The issuer plans to use the proceeds from the offering of tranche 1 loans to refinance $175 million of debt under its secured credit agreement, dated as of May 8, 2012, to pay the cash portion of the senior notes exchange offers, to pay the consent fees in connection with the exchange offers and solicitations and for general corporate purposes.

Restructuring support

At the beginning of the offers, the issuer had reached agreement with holders of about

• 37.9% of Travelport LLC's outstanding 9 7/8% senior dollar notes due 2014, senior dollar floating-rate notes due 2014 and senior euro floating-rate notes due 2014;

• 64% of Travelport LLC's and Travelport Inc.'s outstanding 9% senior notes due 2016, which beneficial holders include investment funds or accounts affiliated with or managed by Canyon Capital Advisors LLC, Centerbridge Partners, LP, Davidson Kempner Capital Management LLC, D.E. Shaw & Co., Kohlberg Kravis Roberts & Co. LP, Oaktree Capital Management, LP and OZ Management LP;

• 33.6% of the second-lien notes; and

• 14.8% of the senior subordinated notes.

Travelport Holdings Ltd., the direct parent company, and its direct and indirect parent companies, Travelport Worldwide Ltd. and Travelport Intermediate Ltd., entered into a restructuring support agreement with lenders holding 59.5% of the extended tranche A loans due Dec. 1, 2016 and lenders holding 59.5% of the extended tranche B loans, which include investment funds affiliated with or managed by Angelo, Gordon & Co. and Q Investments, LP outstanding under the amended credit agreement, dated as of Oct. 3, 2011.
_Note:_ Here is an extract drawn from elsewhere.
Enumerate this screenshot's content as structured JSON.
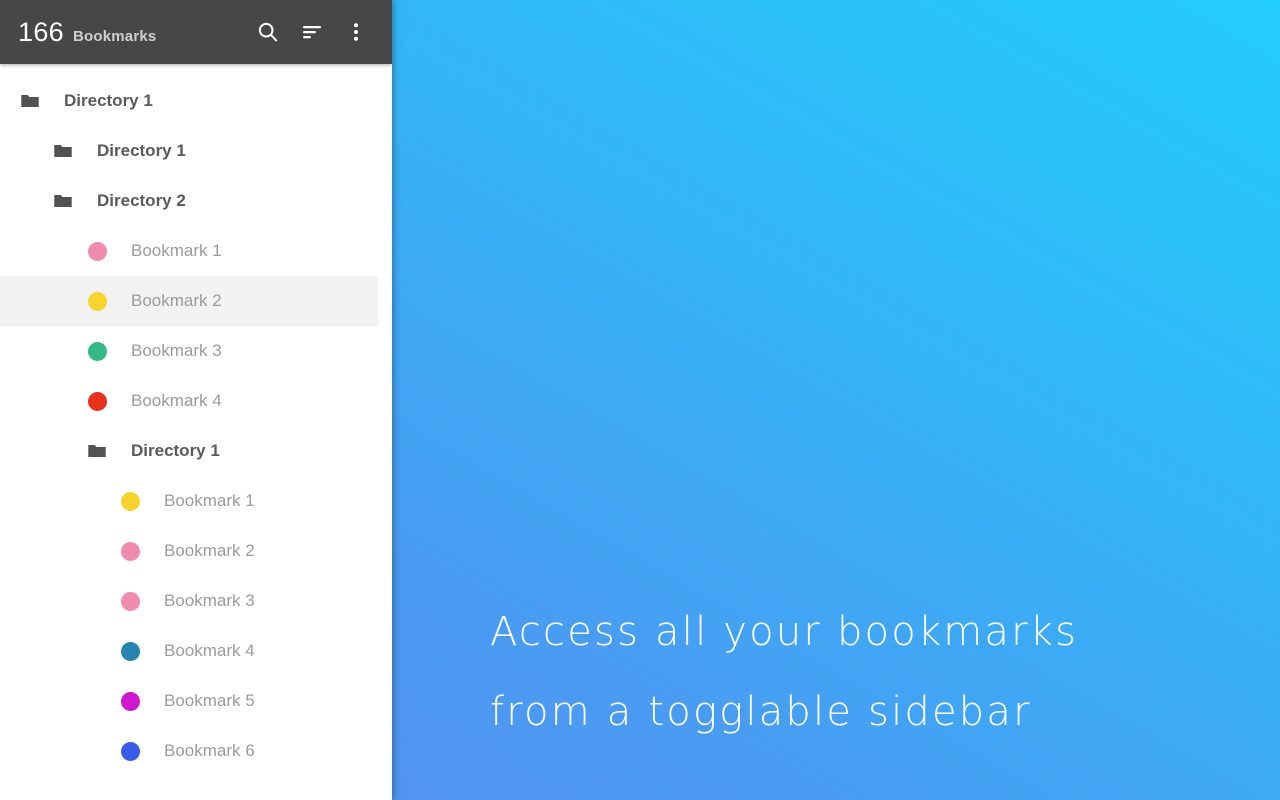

The proposed refinancing is "specifically designed to extend 2014 debt maturities, eliminate the debt at Travelport Holdings and simplify the company's capital structure," according to Gordon Wilson, president and chief executive officer of Travelport, in the previous release.

"The successful execution of the refinancing will allow Travelport's management team to continue to focus on growing the business and achieving more of the same in the months and years ahead."

i-Deal LLC (888 593-9546 or exchangeoffer@ipreo.com) is the U.S. information and exchange agent. Lucid Issuer Services Ltd. (tpl@lucid-is.com) is the European information and exchange agent.

Travelport is an Atlanta-based provider of transaction processing services to the travel industry.